# Minimum Modules To Build For Custom ZFS Kernel?



## dave (Mar 3, 2012)

In the handbook for building a custom kernel, it says you can use MODULES_OVERRIDE or WITHOUT_MODULES to build only modules that need building.  Can anyone advise as to what make.conf config to use in order to set KVA_PAGES for use with a custom ZFS kernel on Intel?


----------



## phoenix (Mar 3, 2012)

KVA_PAGES is a kernel config option. You don't put it in /etc/make.conf.

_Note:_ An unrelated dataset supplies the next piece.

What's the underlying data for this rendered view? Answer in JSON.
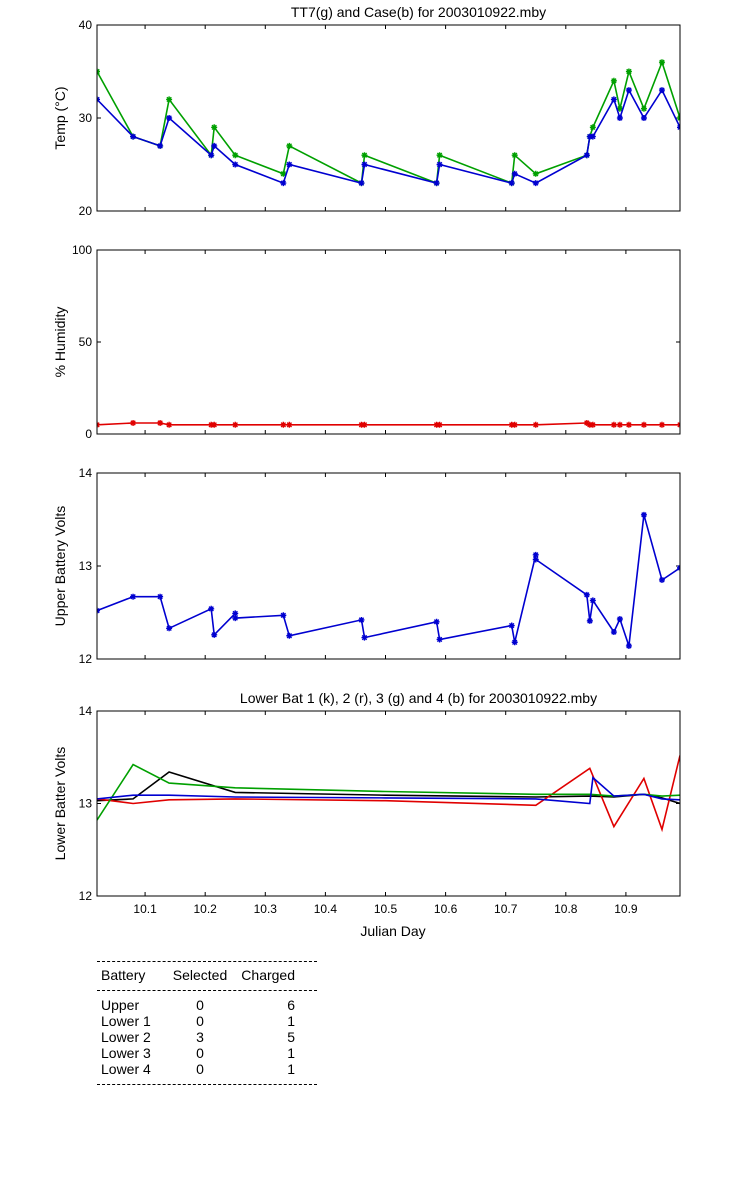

You put it in the config file for your custom kernel, then you compile and install the custom kernel.


----------



## dave (Mar 3, 2012)

Perhaps my question was not worded clearly.

I know that KVA_PAGES goes in the kernel conf.  I have done that.  What I am trying ask here is how to minimize the build time for a kernel with no other changes than KVA_PAGES.


----------



## dave (Mar 3, 2012)

Answering my own question with a little help: Since, as you say, KVA_PAGES is a kernel config option, I guess I can put NO_MODULES in make.conf to build only the kernel?  Going to try that.


----------



## phoenix (Mar 3, 2012)

Note: if you do that, you most likely won't be able to load kernel modules from the old kernel. Kernel options tend to propagate through to all the kernels built with that kernel.  While it might seem like a great time-saving shortcut (only compile new kernel based on GENERIC+KVA_PAGES, use modules from GENERIC), if you load module via loader.conf, rc.conf, or the shell, you may end up wasting even more time trying to track down weird incompatibilities.

Nothing wrong with testing the theory, though.


----------



## dave (Mar 3, 2012)

Good to know.  Going to test the theory, since I'm not working on a production machine.


----------